D. José da Costa Nunes

D. José da Costa Nunes, a figura que deixou o seu nome ligado ao infantário situado na Avenida Sidónio Pais aqui em Macau foi uma das figuras mais destacadas da Igreja Católica ao longo de mais de meio século.

Foi bispo de Macau durante cerca de vinte anos imprimindo a sua marca na vida da igreja, local, mas não só.

Também no plano cultural teve uma acção de destaque principalmente durante os anos 20 do século passado.

Ficaram memoráveis as conferências que produziu nomeadamente no Clube Militar, e o seu papel dinamizador nas tertúlias de então em que pontificavam nomes sonantes da cultura portuguesa, como Camilo Pessanha e outros.

Nascido na ilha açoriana do Pico, D. José da Costa Nunes, veio para Macau ainda antes de concluir o seminário como secretário do bispo D. João Paulino, a quem sucederia em 1923.

Em 1940 é nomeado Arcebispo de Goa e Damão e Patriarca das Índias Orientais.

Mais tarde, 1962 ascende a cardeal por nomeação do Papa João XXIII, tendo tido uma acção influente no Concílio Vaticano II.

Faleceu em Roma em 1976.

Uma ascensão pujante para um homem que fez tudo quanto pode para evitar ser nomeado bispo e que acima de tudo prezava as letras.

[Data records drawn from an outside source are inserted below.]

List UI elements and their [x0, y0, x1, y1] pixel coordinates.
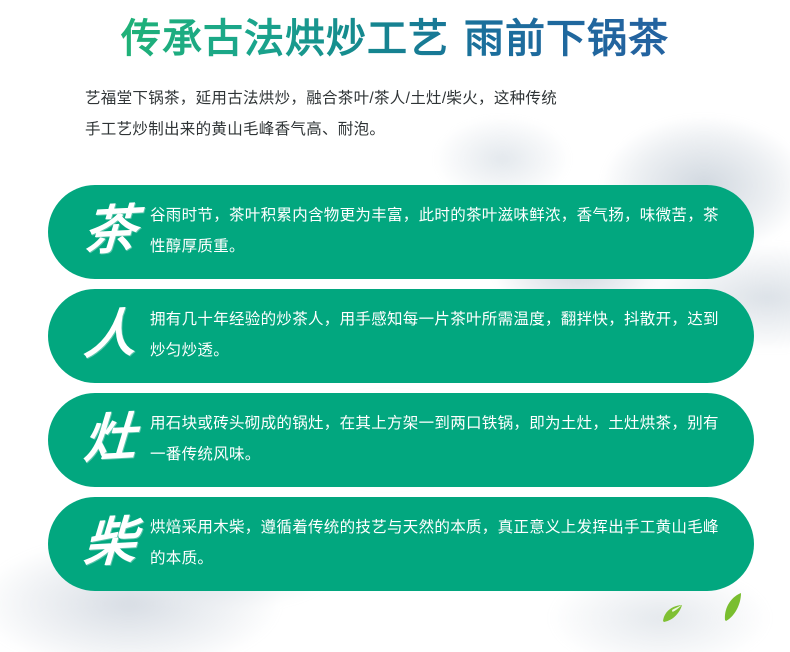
- feature-card-text: 用石块或砖头砌成的锅灶，在其上方架一到两口铁锅，即为土灶，土灶烘茶，别有一番传统…: [150, 408, 728, 470]
- tea-leaf-icon-small: [660, 602, 686, 624]
- feature-card-text: 拥有几十年经验的炒茶人，用手感知每一片茶叶所需温度，翻拌快，抖散开，达到炒匀炒透…: [150, 304, 728, 366]
- subtitle-line-1: 艺福堂下锅茶，延用古法烘炒，融合茶叶/茶人/土灶/柴火，这种传统: [85, 83, 705, 114]
- feature-card-firewood: 柴 烘焙采用木柴，遵循着传统的技艺与天然的本质，真正意义上发挥出手工黄山毛峰的本…: [48, 497, 754, 591]
- stove-character: 灶: [68, 411, 151, 467]
- feature-card-list: 茶 谷雨时节，茶叶积累内含物更为丰富，此时的茶叶滋味鲜浓，香气扬，味微苦，茶性醇…: [0, 185, 790, 591]
- feature-card-tea: 茶 谷雨时节，茶叶积累内含物更为丰富，此时的茶叶滋味鲜浓，香气扬，味微苦，茶性醇…: [48, 185, 754, 279]
- promo-page: 传承古法烘炒工艺 雨前下锅茶 艺福堂下锅茶，延用古法烘炒，融合茶叶/茶人/土灶/…: [0, 0, 790, 652]
- tea-character: 茶: [68, 203, 151, 259]
- feature-card-stove: 灶 用石块或砖头砌成的锅灶，在其上方架一到两口铁锅，即为土灶，土灶烘茶，别有一番…: [48, 393, 754, 487]
- page-subtitle: 艺福堂下锅茶，延用古法烘炒，融合茶叶/茶人/土灶/柴火，这种传统 手工艺炒制出来…: [85, 83, 705, 145]
- firewood-character: 柴: [68, 515, 151, 571]
- feature-card-text: 谷雨时节，茶叶积累内含物更为丰富，此时的茶叶滋味鲜浓，香气扬，味微苦，茶性醇厚质…: [150, 200, 728, 262]
- feature-card-text: 烘焙采用木柴，遵循着传统的技艺与天然的本质，真正意义上发挥出手工黄山毛峰的本质。: [150, 512, 728, 574]
- page-title: 传承古法烘炒工艺 雨前下锅茶: [0, 16, 790, 63]
- person-character: 人: [68, 307, 151, 363]
- subtitle-line-2: 手工艺炒制出来的黄山毛峰香气高、耐泡。: [85, 114, 705, 145]
- tea-leaf-icon-large: [722, 592, 744, 622]
- feature-card-person: 人 拥有几十年经验的炒茶人，用手感知每一片茶叶所需温度，翻拌快，抖散开，达到炒匀…: [48, 289, 754, 383]
- header: 传承古法烘炒工艺 雨前下锅茶 艺福堂下锅茶，延用古法烘炒，融合茶叶/茶人/土灶/…: [0, 0, 790, 145]
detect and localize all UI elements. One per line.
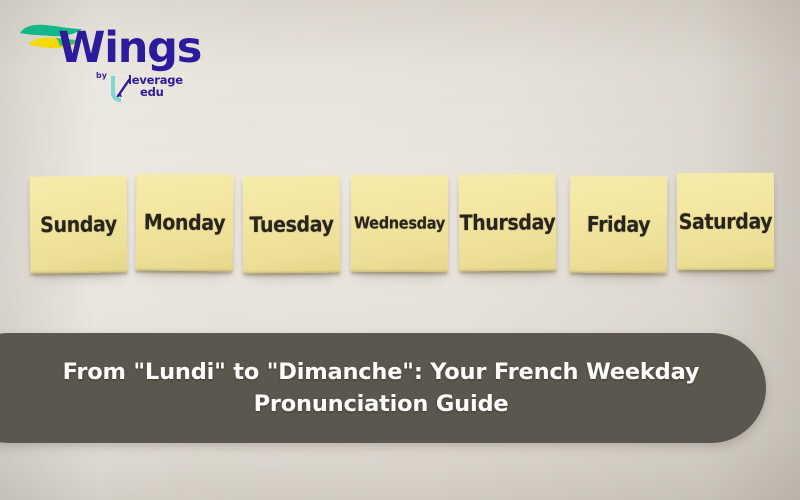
sticky-note-label: Wednesday [354,214,445,232]
sticky-note-saturday: Saturday [677,173,775,271]
sticky-note-label: Saturday [679,209,773,234]
sticky-note-label: Monday [144,210,226,235]
sticky-note-thursday: Thursday [459,174,557,272]
caption-title: From "Lundi" to "Dimanche": Your French … [36,356,726,420]
sticky-note-wednesday: Wednesday [351,175,449,273]
image-canvas: Wings by leverage edu Sunday Monday Tues… [0,0,800,500]
sticky-note-tuesday: Tuesday [243,176,341,274]
sticky-note-friday: Friday [570,176,668,274]
sticky-note-monday: Monday [135,173,233,271]
sticky-note-label: Tuesday [249,212,333,237]
caption-banner: From "Lundi" to "Dimanche": Your French … [0,333,766,443]
sticky-note-label: Thursday [460,210,556,235]
sticky-note-label: Friday [587,212,651,237]
sticky-note-sunday: Sunday [29,175,127,273]
sticky-note-label: Sunday [40,212,117,238]
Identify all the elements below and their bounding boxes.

Porém o seu talento literário permaneceu ensombrado para a história face à sua faceta de resoluto apóstolo da Igreja.

D. José da Costa Nunes publicou uma considerável bibliografia, ainda que essencialmente dedicada a temas eclesiásticos.

No entanto tenho aqui comigo o volume 7 de uma série das suas obras compilada pela Fundação Macau.

Tem por título “Crónicas”

Nestes textos revela-se o fino estilistas da língua portuguesa, mas também o arguto observador do Oriente social e político.

Leio-lhe um pequeno trecho de um texto que D. José intitulou, Em Plena China, escrito em 1927.

LEIO O TRECHO (no programa Guarda Livros leio de facto o excerto. Neste caso terá que adquirir o livro para o poder ler. É uma pérola da língua portuguesa e de uma certa corrente de pensamento da época)

Crónicas de D. José da Costa Nunes, uma edição da Fundação Macau datada de 1999.

Vale a pena ler.

Creio que ainda restam exemplares na Livraria Portuguesa, ali na Rua das Mariazinhas.